Beef Up Your Strategy
You can use a variety of different tactics to craft the best emails for your specific customers. Try a few of these ideas out, if you haven’t already, and you’ll be sending customer service emails like a real pro:
- Automatic replies: As soon as you receive a ticket, let your customer know that you’ve received their email or chat and that you’re working on it. The acknowledgment of their problem or complaint helps ease their anxiety about whatever they’re going through. An automatic reply will buy you some goodwill—and more time to solve their problem. Some auto replies promise a more personal response in a certain time frame, which can be great for the customer—but only if you can keep your promise!
- Respond to complaints: Even if a customer emails you just to tell you that your product or service is terrible, respond politely. Tell them that you’re sorry they’ve had a bad experience, and ask them what went wrong. Any feedback they give you will help you learn how to fix these problems in the future.
- Follow up after resolution: Sending your customer the solution to their problem doesn’t mean your job is done. Follow up with them to make sure it worked for them. Let your customer know you were happy to help them and that you’re just an email away if they have any other questions.
- Have fun with it: A lighthearted joke here and there can go a long way in maintaining good relationships with your customers. Think hard about the kind of humor your customers would appreciate, and go with that. Of course, if they wouldn’t appreciate a joke at all, it’s best to stay away from humor. But there are other ways to keep it light. Flex your creative muscles, and play to your own personality strengths, and you’ll find ways to delight your customers with every email. The best place for a funny joke or a “Have a nice weekend!” is at the end of an email. You want to leave them with a happy feeling.
- Personalize: Any personalization in a customer service email will go a long way in making them feel they are talking to a person, not a robot. Use their name and any other (appropriate) personal info you might have available to you to let your customers know you’re here for them. Try to relate to and empathize with your customers. Recognizing that whatever they’re going through isn’t great will help them feel like you’re talking to them, not at them.
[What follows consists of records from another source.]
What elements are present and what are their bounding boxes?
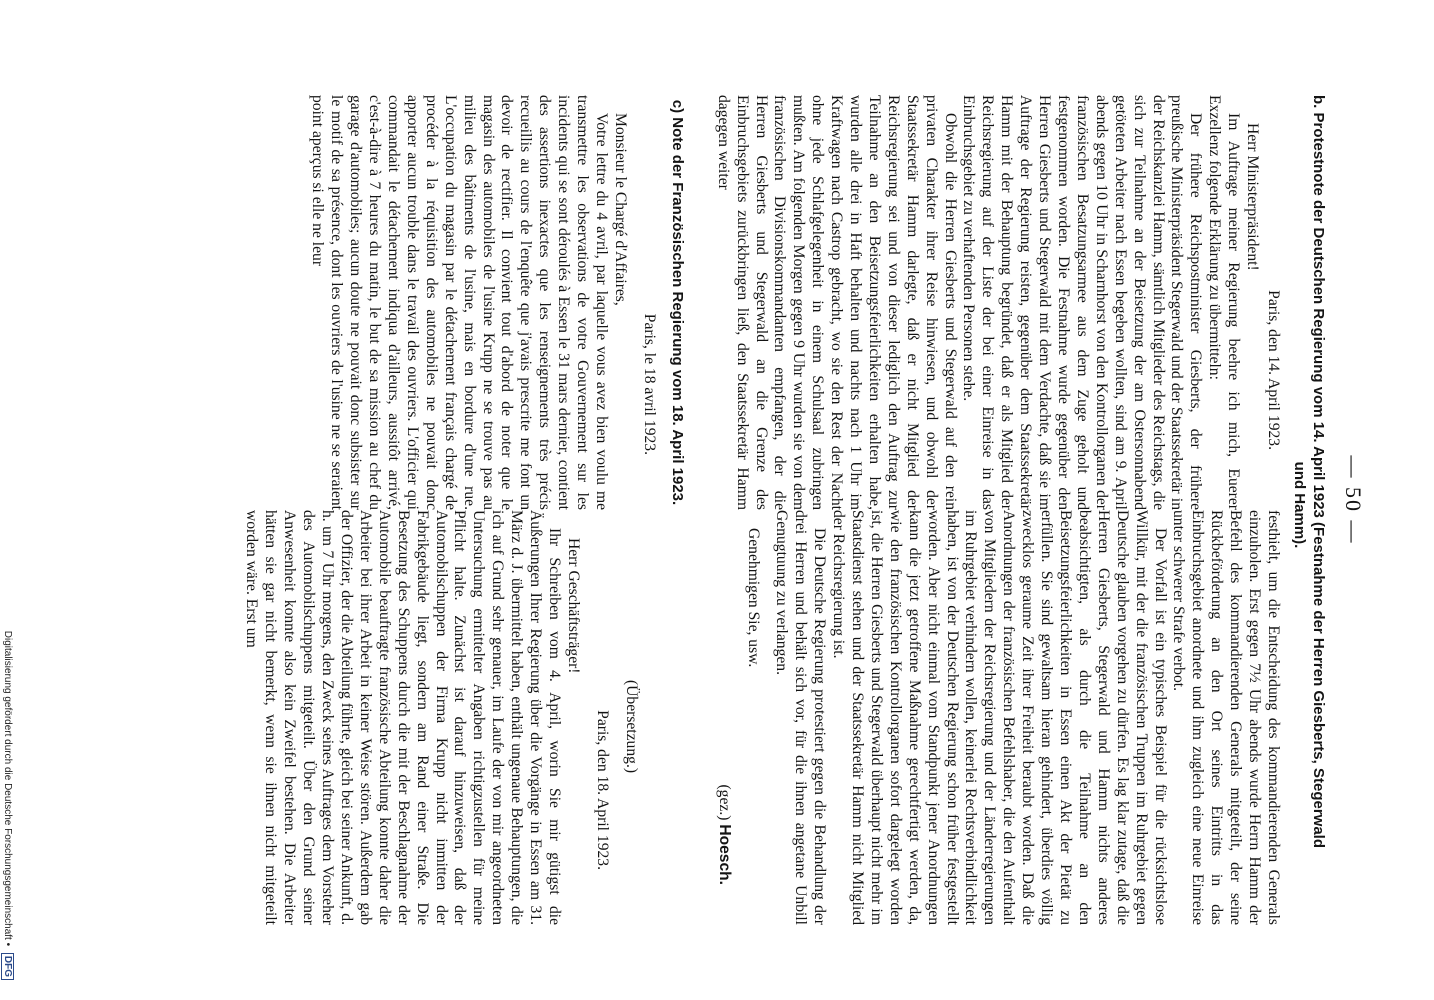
digitization-footer bbox=[1, 120, 14, 980]
german-dateline: Paris, den 18. April 1923. bbox=[593, 710, 611, 870]
signature-name: Hoesch. bbox=[715, 824, 733, 885]
section-c-heading: c) Note der Französischen Regierung vom 18. April 1923. bbox=[668, 99, 686, 506]
german-text: Ihr Schreiben vom 4. April, worin Sie mir gütigst die Äußerungen Ihrer Regierung über die Vorgänge in Essen am 31. März d. J. übermittelt haben, enthält ungenaue Behauptungen, die ich auf Grund sehr genauer, im Laufe der von mir angeordneten Untersuchung ermittelter Angaben richtigzustellen für meine Pflicht halte. Zunächst ist darauf hinzuweisen, daß der Automobilschuppen der Firma Krupp nicht inmitten der Fabrikgebäude liegt, sondern am Rand einer Straße. Die Besetzung des Schuppens durch die mit der Beschlagnahme der Automobile beauftragte französische Abteilung konnte daher die Arbeiter bei ihrer Arbeit in keiner Weise stören. Außerdem gab der Offizier, der die Abteilung führte, gleich bei seiner Ankunft, d. h. um 7 Uhr morgens, den Zweck seines Auftrages dem Vorsteher des Automobilschuppens mitgeteilt. Über den Grund seiner Anwesenheit konnte also kein Zweifel bestehen. Die Arbeiter hätten sie gar nicht bemerkt, wenn sie ihnen nicht mitgeteilt worden wäre. Erst um bbox=[243, 510, 563, 925]
section-b-paragraph-6: Die Deutsche Regierung protestiert gegen die Behandlung der drei Herren und behält sich vor, für die ihnen angetane Unbill Genugtuung zu verlangen. bbox=[773, 510, 829, 925]
section-b-dateline: Paris, den 14. April 1923. bbox=[1265, 290, 1282, 450]
left-column bbox=[308, 95, 1283, 510]
right-column bbox=[242, 510, 1282, 925]
french-salutation: Monsieur le Chargé d'Affaires, bbox=[611, 113, 629, 306]
translation-note: (Übersetzung.) bbox=[622, 679, 640, 774]
section-b-paragraph-2: Der frühere Reichspostminister Giesberts, der frühere preußische Ministerpräsident Stegerwald und der Staatssekretär in der Reichskanzlei Hamm, sämtlich Mitglieder des Reichstags, die sich zur Teilnahme an der Beisetzung der am Ostersonnabend getöteten Arbeiter nach Essen begeben wollten, sind am 9. April abends gegen 10 Uhr in Scharnhorst von den Kontrollorganen der französischen Besatzungsarmee aus dem Zuge geholt und festgenommen worden. Die Festnahme wurde gegenüber den Herren Giesberts und Stegerwald mit dem Verdachte, daß sie im Auftrage der Regierung reisten, gegenüber dem Staatssekretär Hamm mit der Behauptung begründet, daß er als Mitglied der Reichsregierung auf der Liste der bei einer Einreise in das Einbruchsgebiet zu verhaftenden Personen stehe. bbox=[960, 95, 1205, 510]
french-text: Votre lettre du 4 avril, par laquelle vous avez bien voulu me transmettre les observations de votre Gouvernement sur les incidents qui se sont déroulés à Essen le 31 mars dernier, contient des assertions inexactes que les renseignements très précis recueillis au cours de l'enquête que j'avais prescrite me font un devoir de rectifier. Il convient tout d'abord de noter que le magasin des automobiles de l'usine Krupp ne se trouve pas au milieu des bâtiments de l'usine, mais en bordure d'une rue. L'occupation du magasin par le détachement français chargé de procéder à la réquisition des automobiles ne pouvait donc apporter aucun trouble dans le travail des ouvriers. L'officier qui commandait le détachement indiqua d'ailleurs, aussitôt arrivé, c'est-à-dire à 7 heures du matin, le but de sa mission au chef du garage d'automobiles; aucun doute ne pouvait donc subsister sur le motif de sa présence, dont les ouvriers de l'usine ne se seraient point aperçus si elle ne leur bbox=[309, 95, 610, 510]
signature-prefix: (gez.) bbox=[715, 784, 733, 821]
section-b-heading-line2: und Hamm). bbox=[1291, 461, 1308, 549]
section-b-paragraph-4: festhielt, um die Entscheidung des kommandierenden Generals einzuholen. Erst gegen 7½ Uhr abends wurde Herrn Hamm der Befehl des kommandierenden Generals mitgeteilt, der seine Rückbeförderung an den Ort seines Eintritts in das Einbruchsgebiet anordnete und ihm zugleich eine neue Einreise unter schwerer Strafe verbot. bbox=[1170, 510, 1282, 925]
section-b-signature bbox=[714, 510, 733, 925]
page-number: — 50 — bbox=[1341, 455, 1366, 545]
section-b-salutation: Herr Ministerpräsident! bbox=[1244, 123, 1262, 271]
dfg-logo: DFG bbox=[1, 953, 14, 980]
section-b-paragraph-3: Obwohl die Herren Giesberts und Stegerwald auf den rein privaten Charakter ihrer Reise hinwiesen, und obwohl der Staatssekretär Hamm darlegte, daß er nicht Mitglied der Reichsregierung sei und von dieser lediglich den Auftrag zur Teilnahme an den Beisetzungsfeierlichkeiten erhalten habe, wurden alle drei in Haft behalten und nachts nach 1 Uhr im Kraftwagen nach Castrop gebracht, wo sie den Rest der Nacht ohne jede Schlafgelegenheit in einem Schulsaal zubringen mußten. Am folgenden Morgen gegen 9 Uhr wurden sie von dem französischen Divisionskommandanten empfangen, der die Herren Giesberts und Stegerwald an die Grenze des Einbruchsgebiets zurückbringen ließ, den Staatssekretär Hamm dagegen weiter bbox=[714, 95, 959, 510]
french-dateline: Paris, le 18 avril 1923. bbox=[640, 313, 658, 455]
german-salutation: Herr Geschäftsträger! bbox=[564, 538, 582, 674]
section-b-closing: Genehmigen Sie, usw. bbox=[744, 528, 762, 668]
section-b-heading-line1: b. Protestnote der Deutschen Regierung vom 14. April 1923 (Festnahme der Herren Giesberts, Stegerwald bbox=[1310, 95, 1327, 848]
footer-text: Digitalisierung gefördert durch die Deutsche Forschungsgemeinschaft • bbox=[2, 630, 13, 947]
section-b-heading bbox=[1290, 95, 1328, 915]
section-b-paragraph-5: Der Vorfall ist ein typisches Beispiel für die rücksichtslose Willkür, mit der die französischen Truppen im Ruhrgebiet gegen Deutsche glauben vorgehen zu dürfen. Es lag klar zutage, daß die Herren Giesberts, Stegerwald und Hamm nichts anderes beabsichtigten, als durch die Teilnahme an den Beisetzungsfeierlichkeiten in Essen einen Akt der Pietät zu erfüllen. Sie sind gewaltsam hieran gehindert, überdies völlig zwecklos geraume Zeit ihrer Freiheit beraubt worden. Daß die Anordnungen der französischen Befehlshaber, die den Aufenthalt von Mitgliedern der Reichsregierung und der Länderregierungen im Ruhrgebiet verhindern wollen, keinerlei Rechtsverbindlichkeit haben, ist von der Deutschen Regierung schon früher festgestellt worden. Aber nicht einmal vom Standpunkt jener Anordnungen kann die jetzt getroffene Maßnahme gerechtfertigt werden, da, wie den französischen Kontrollorganen sofort dargelegt worden ist, die Herren Giesberts und Stegerwald überhaupt nicht mehr im Staatsdienst stehen und der Staatssekretär Hamm nicht Mitglied der Reichsregierung ist. bbox=[830, 510, 1169, 925]
section-b-paragraph-1: Im Auftrage meiner Regierung beehre ich mich, Euerer Exzellenz folgende Erklärung zu übermitteln: bbox=[1206, 95, 1243, 510]
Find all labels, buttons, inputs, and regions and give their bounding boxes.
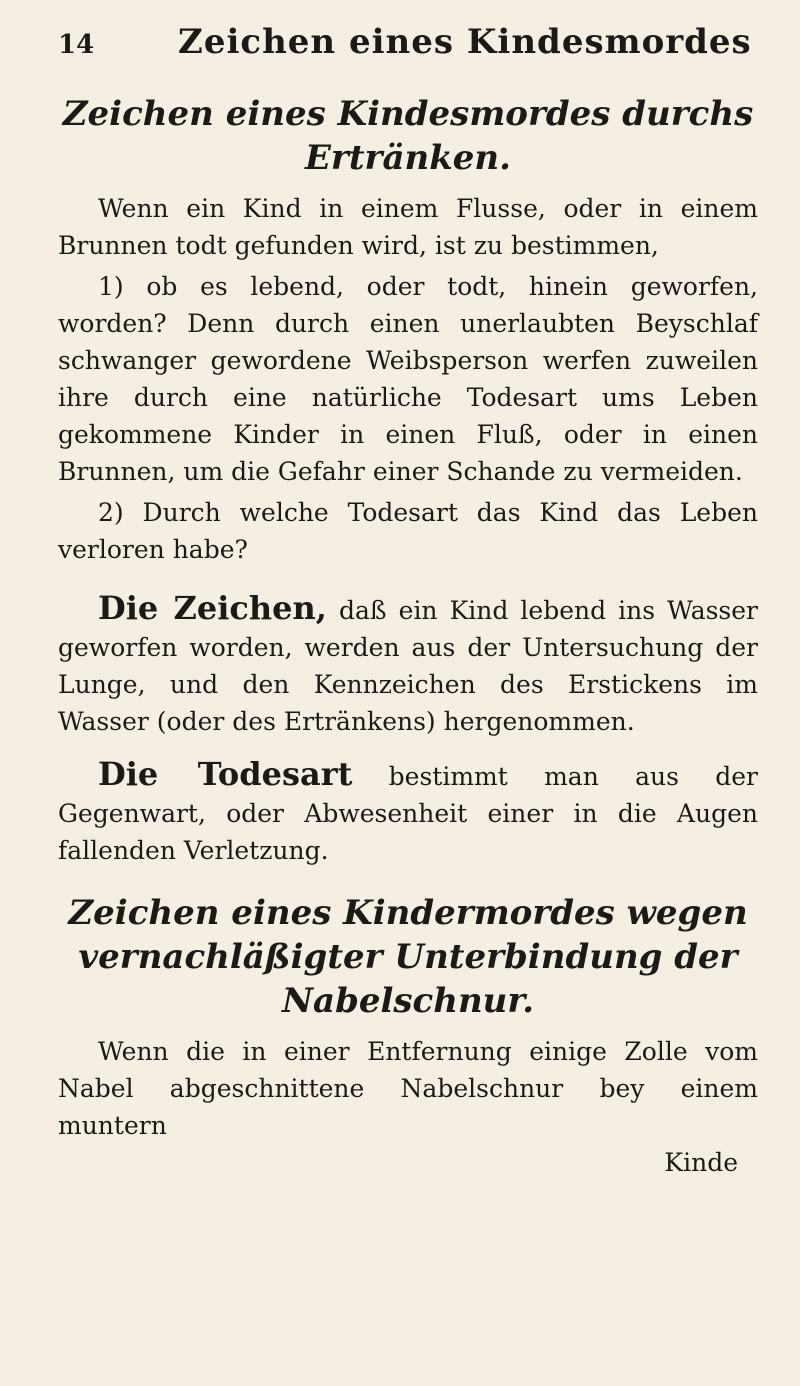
running-title: Zeichen eines Kindesmordes bbox=[178, 22, 752, 62]
lead-word-signs: Die Zeichen, bbox=[98, 589, 327, 627]
paragraph-manner-of-death bbox=[58, 756, 758, 869]
paragraph-signs-text: daß ein Kind lebend ins Wasser geworfen worden, werden aus der Untersuchung der Lunge, und den Kennzeichen des Erstickens im Wasser (oder des Ertränkens) hergenommen. bbox=[58, 596, 759, 736]
paragraph-signs bbox=[58, 590, 758, 740]
section-heading-drowning: Zeichen eines Kindesmordes durchs Ertränken. bbox=[62, 94, 754, 178]
paragraph-point-1: 1) ob es lebend, oder todt, hinein geworfen, worden? Denn durch einen unerlaubten Beyschlaf schwanger gewordene Weibsperson werfen zuweilen ihre durch eine natürliche Todesart ums Leben gekommene Kinder in einen Fluß, oder in einen Brunnen, um die Gefahr einer Schande zu vermeiden. bbox=[58, 272, 758, 486]
paragraph-point-2: 2) Durch welche Todesart das Kind das Leben verloren habe? bbox=[58, 498, 758, 564]
running-head bbox=[58, 22, 758, 82]
paragraph-umbilical: Wenn die in einer Entfernung einige Zolle vom Nabel abgeschnittene Nabelschnur bey einem muntern bbox=[58, 1037, 758, 1140]
section-heading-umbilical: Zeichen eines Kindermordes wegen vernachläßigter Unterbindung der Nabelschnur. bbox=[68, 893, 748, 1021]
catchword: Kinde bbox=[664, 1148, 738, 1177]
paragraph-intro: Wenn ein Kind in einem Flusse, oder in einem Brunnen todt gefunden wird, ist zu bestimmen, bbox=[58, 194, 758, 260]
page-number: 14 bbox=[58, 30, 95, 60]
spacer bbox=[58, 568, 758, 590]
paragraph-manner-text: bestimmt man aus der Gegenwart, oder Abwesenheit einer in die Augen fallenden Verletzung. bbox=[58, 762, 758, 865]
lead-word-manner: Die Todesart bbox=[98, 755, 353, 793]
spacer bbox=[58, 740, 758, 756]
Use the Right Tools for the Job
There are a wide array of email tools available to help you manage your customer service email workflows. Here are a few of the best:
- Team Inbox: A shared inbox is a great way to manage your incoming customer service emails. Having everyone log into a single email account can get messy fast. A shared team inbox solves most, if not all, of the problems caused by a shared account.
- Social Support: Many customers’ first impulse when they have a problem is to go straight to social media and post publicly on your company page. Many web tools offer a social media integration that will send these complaints straight to your personal or team inbox. Then you can jot a reply down from a single centralized location.
- Ticket Systems: No customer service department is complete without a ticket system. Managers need a way to assign tickets to customer service representatives in an efficient and helpful way. That should be the main factor in determining which ticket system to use.
There are many alternatives for each of these tools on the market. Do your research to determine which solution best addresses your individual customer service department’s needs. Then you can help your customers like never before.